Businesses based in mainland Europe may need to appoint a UK-based representative to handle data protection matters on their behalf from December 31 2020.
The UK government confirmed. that some non-UK data controllers will be obliged to appoint a UK-based representative under new data protection regulations being prepared for a potential ‘no deal’ Brexit.The UK regulations, which would only apply if an agreement on the terms of the UK’s withdrawal from the EU has not been ratified by the time the UK exits, will “replicate” provisions contained in the General Data Protection Regulation (GDPR), it said.
As well as applying to the processing of personal data by organisations established in the EU, the GDPR also applies to the processing of personal data of data subjects in the EU by organisations based outside of the Union where the processing relates to the offering of goods or services to those individuals or the monitoring of their behaviour as far as their behaviour takes place within the Union. The GDPR’s extra-territorial effects is confirmed in Article 3(2).
In such cases, non-EU based companies are generally required to designate an EU-based representative unless an exemption applies. The representatives are required to address all issues related to the data processing by the non-EU business that is subject to the EU’s data protection regime “for the purposes of ensuring compliance” with those rules. This includes liaising with data protection authorities or data subjects on the business’ behalf.
The duty to appoint a representative does not apply to public authorities or if the processing is only occasional, low risk, and does not involve special category or criminal offence data on a large scale.
In its guidance note, the UK government said it “intends to replicate this provision to require controllers based outside of the UK to appoint a representative in the UK”.

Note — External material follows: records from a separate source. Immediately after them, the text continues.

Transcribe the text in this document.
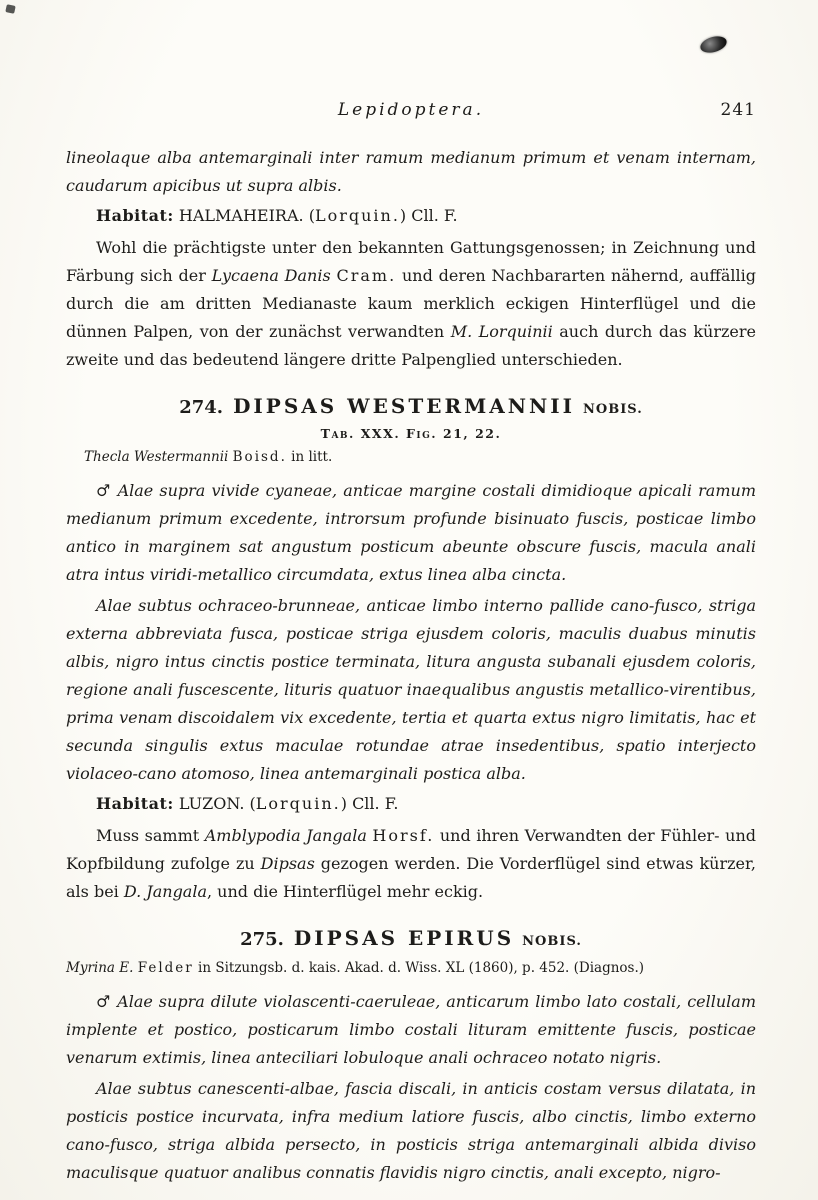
Lepidoptera.	241

lineolaque alba antemarginali inter ramum medianum primum et venam internam, caudarum apicibus ut supra albis.

Habitat: HALMAHEIRA. (Lorquin.) Cll. F.

Wohl die prächtigste unter den bekannten Gattungsgenossen; in Zeichnung und Färbung sich der Lycaena Danis Cram. und deren Nachbararten nähernd, auffällig durch die am dritten Medianaste kaum merklich eckigen Hinterflügel und die dünnen Palpen, von der zunächst verwandten M. Lorquinii auch durch das kürzere zweite und das bedeutend längere dritte Palpenglied unterschieden.

274. DIPSAS WESTERMANNII NOBIS.

Tab. XXX. Fig. 21, 22.

Thecla Westermannii Boisd. in litt.

♂ Alae supra vivide cyaneae, anticae margine costali dimidioque apicali ramum medianum primum excedente, introrsum profunde bisinuato fuscis, posticae limbo antico in marginem sat angustum posticum abeunte obscure fuscis, macula anali atra intus viridi-metallico circumdata, extus linea alba cincta.

Alae subtus ochraceo-brunneae, anticae limbo interno pallide cano-fusco, striga externa abbreviata fusca, posticae striga ejusdem coloris, maculis duabus minutis albis, nigro intus cinctis postice terminata, litura angusta subanali ejusdem coloris, regione anali fuscescente, lituris quatuor inaequalibus angustis metallico-virentibus, prima venam discoidalem vix excedente, tertia et quarta extus nigro limitatis, hac et secunda singulis extus maculae rotundae atrae insedentibus, spatio interjecto violaceo-cano atomoso, linea antemarginali postica alba.

Habitat: LUZON. (Lorquin.) Cll. F.

Muss sammt Amblypodia Jangala Horsf. und ihren Verwandten der Fühler- und Kopfbildung zufolge zu Dipsas gezogen werden. Die Vorderflügel sind etwas kürzer, als bei D. Jangala, und die Hinterflügel mehr eckig.

275. DIPSAS EPIRUS NOBIS.

Myrina E. Felder in Sitzungsb. d. kais. Akad. d. Wiss. XL (1860), p. 452. (Diagnos.)

♂ Alae supra dilute violascenti-caeruleae, anticarum limbo lato costali, cellulam implente et postico, posticarum limbo costali lituram emittente fuscis, posticae venarum extimis, linea anteciliari lobuloque anali ochraceo notato nigris.

Alae subtus canescenti-albae, fascia discali, in anticis costam versus dilatata, in posticis postice incurvata, infra medium latiore fuscis, albo cinctis, limbo externo cano-fusco, striga albida persecto, in posticis striga antemarginali albida diviso maculisque quatuor analibus connatis flavidis nigro cinctis, anali excepto, nigro-
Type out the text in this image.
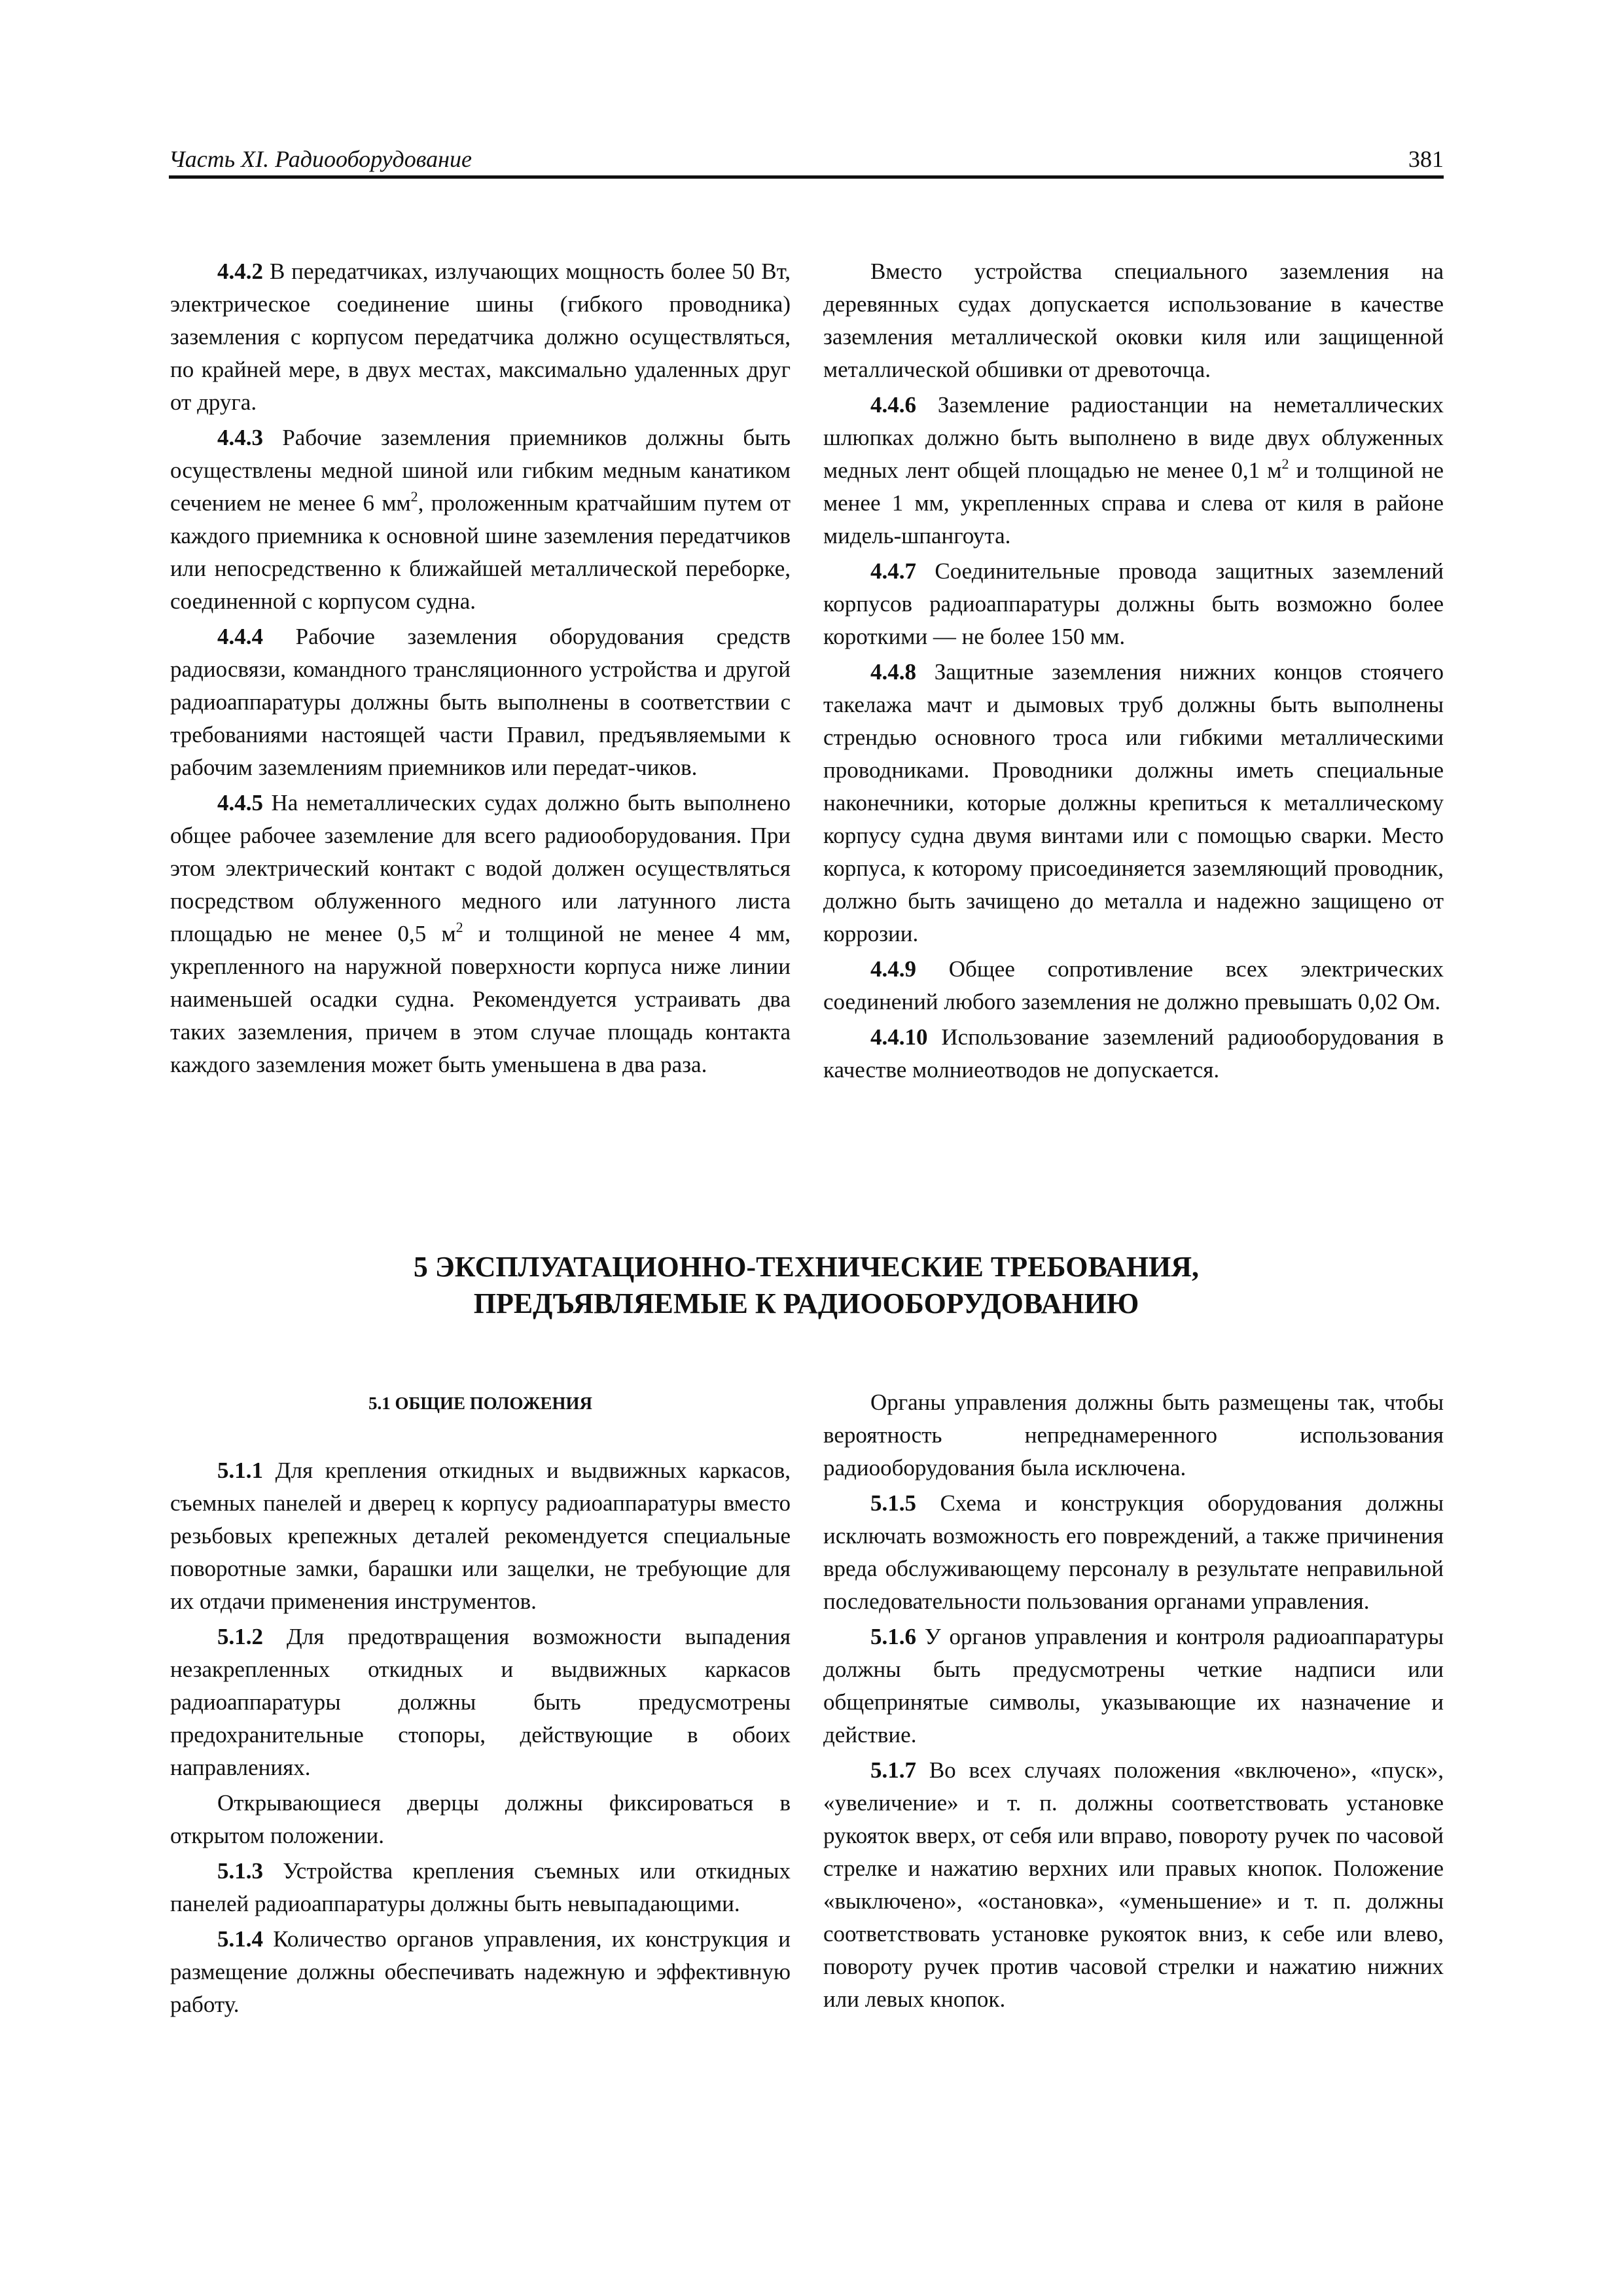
Часть XI. Радиооборудование	381

4.4.2 В передатчиках, излучающих мощность более 50 Вт, электрическое соединение шины (гибкого проводника) заземления с корпусом передатчика должно осуществляться, по крайней мере, в двух местах, максимально удаленных друг от друга.

4.4.3 Рабочие заземления приемников должны быть осуществлены медной шиной или гибким медным канатиком сечением не менее 6 $мм^2$, проложенным кратчайшим путем от каждого приемника к основной шине заземления передатчиков или непосредственно к ближайшей металлической переборке, соединенной с корпусом судна.

4.4.4 Рабочие заземления оборудования средств радиосвязи, командного трансляционного устройства и другой радиоаппаратуры должны быть выполнены в соответствии с требованиями настоящей части Правил, предъявляемыми к рабочим заземлениям приемников или передат-чиков.

4.4.5 На неметаллических судах должно быть выполнено общее рабочее заземление для всего радиооборудования. При этом электрический контакт с водой должен осуществляться посредством облуженного медного или латунного листа площадью не менее 0,5 $м^2$ и толщиной не менее 4 мм, укрепленного на наружной поверхности корпуса ниже линии наименьшей осадки судна. Рекомендуется устраивать два таких заземления, причем в этом случае площадь контакта каждого заземления может быть уменьшена в два раза.

Вместо устройства специального заземления на деревянных судах допускается использование в качестве заземления металлической оковки киля или защищенной металлической обшивки от древоточца.

4.4.6 Заземление радиостанции на неметаллических шлюпках должно быть выполнено в виде двух облуженных медных лент общей площадью не менее 0,1 $м^2$ и толщиной не менее 1 мм, укрепленных справа и слева от киля в районе мидель-шпангоута.

4.4.7 Соединительные провода защитных заземлений корпусов радиоаппаратуры должны быть возможно более короткими — не более 150 мм.

4.4.8 Защитные заземления нижних концов стоячего такелажа мачт и дымовых труб должны быть выполнены стрендью основного троса или гибкими металлическими проводниками. Проводники должны иметь специальные наконечники, которые должны крепиться к металлическому корпусу судна двумя винтами или с помощью сварки. Место корпуса, к которому присоединяется заземляющий проводник, должно быть зачищено до металла и надежно защищено от коррозии.

4.4.9 Общее сопротивление всех электрических соединений любого заземления не должно превышать 0,02 Ом.

4.4.10 Использование заземлений радиооборудования в качестве молниеотводов не допускается.

5 ЭКСПЛУАТАЦИОННО-ТЕХНИЧЕСКИЕ ТРЕБОВАНИЯ,
ПРЕДЪЯВЛЯЕМЫЕ К РАДИООБОРУДОВАНИЮ
5.1 ОБЩИЕ ПОЛОЖЕНИЯ

5.1.1 Для крепления откидных и выдвижных каркасов, съемных панелей и дверец к корпусу радиоаппаратуры вместо резьбовых крепежных деталей рекомендуется специальные поворотные замки, барашки или защелки, не требующие для их отдачи применения инструментов.

5.1.2 Для предотвращения возможности выпадения незакрепленных откидных и выдвижных каркасов радиоаппаратуры должны быть предусмотрены предохранительные стопоры, действующие в обоих направлениях.

Открывающиеся дверцы должны фиксироваться в открытом положении.

5.1.3 Устройства крепления съемных или откидных панелей радиоаппаратуры должны быть невыпадающими.

5.1.4 Количество органов управления, их конструкция и размещение должны обеспечивать надежную и эффективную работу.

Органы управления должны быть размещены так, чтобы вероятность непреднамеренного использования радиооборудования была исключена.

5.1.5 Схема и конструкция оборудования должны исключать возможность его повреждений, а также причинения вреда обслуживающему персоналу в результате неправильной последовательности пользования органами управления.

5.1.6 У органов управления и контроля радиоаппаратуры должны быть предусмотрены четкие надписи или общепринятые символы, указывающие их назначение и действие.

5.1.7 Во всех случаях положения «включено», «пуск», «увеличение» и т. п. должны соответствовать установке рукояток вверх, от себя или вправо, повороту ручек по часовой стрелке и нажатию верхних или правых кнопок. Положение «выключено», «остановка», «уменьшение» и т. п. должны соответствовать установке рукояток вниз, к себе или влево, повороту ручек против часовой стрелки и нажатию нижних или левых кнопок.
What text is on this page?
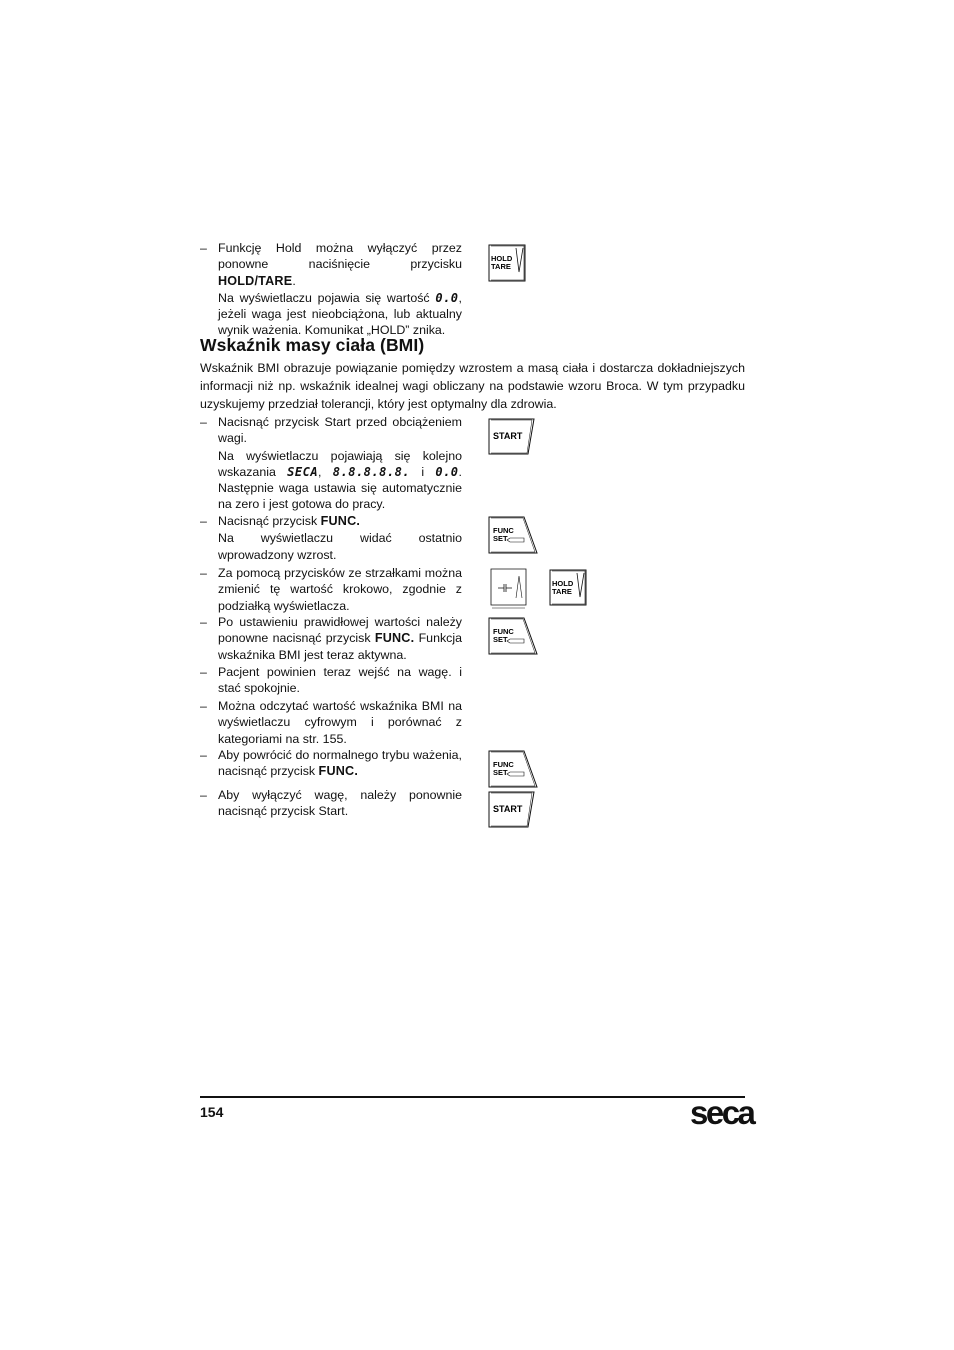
– Funkcję Hold można wyłączyć przez ponowne naciśnięcie przycisku HOLD/TARE.

Na wyświetlaczu pojawia się wartość 0.0, jeżeli waga jest nieobciążona, lub aktualny wynik ważenia. Komunikat „HOLD” znika.

HOLD
TARE
Wskaźnik masy ciała (BMI)
Wskaźnik BMI obrazuje powiązanie pomiędzy wzrostem a masą ciała i dostarcza dokładniejszych informacji niż np. wskaźnik idealnej wagi obliczany na podstawie wzoru Broca. W tym przypadku uzyskujemy przedział tolerancji, który jest optymalny dla zdrowia.
– Nacisnąć przycisk Start przed obciążeniem wagi.

Na wyświetlaczu pojawiają się kolejno wskazania SECA, 8.8.8.8.8. i 0.0. Następnie waga ustawia się automatycznie na zero i jest gotowa do pracy.

START
– Nacisnąć przycisk FUNC.

Na wyświetlaczu widać ostatnio wprowadzony wzrost.

FUNC
SET
– Za pomocą przycisków ze strzałkami można zmienić tę wartość krokowo, zgodnie z podziałką wyświetlacza.

HOLD
TARE
– Po ustawieniu prawidłowej wartości należy ponowne nacisnąć przycisk FUNC. Funkcja wskaźnika BMI jest teraz aktywna.

FUNC
SET
– Pacjent powinien teraz wejść na wagę. i stać spokojnie.

– Można odczytać wartość wskaźnika BMI na wyświetlaczu cyfrowym i porównać z kategoriami na str. 155.

– Aby powrócić do normalnego trybu ważenia, nacisnąć przycisk FUNC.	FUNC
SET
– Aby wyłączyć wagę, należy ponownie nacisnąć przycisk Start.	START
154	seca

In addition, EU standard contractual clauses, which also facilitate data transfers, are to be recognised in UK law, with the Information Commissioner’s Office (ICO) given powers to issue new data protection clauses, the government said.
Further regulations will also allow businesses that have had ‘binding corporate rules’ (BCRs) authorised before Brexit to rely on those BCRs for data transfers post-Brexit, it said. The ICO will continue to be able to authorise new BCRs under domestic law after Brexit, it said.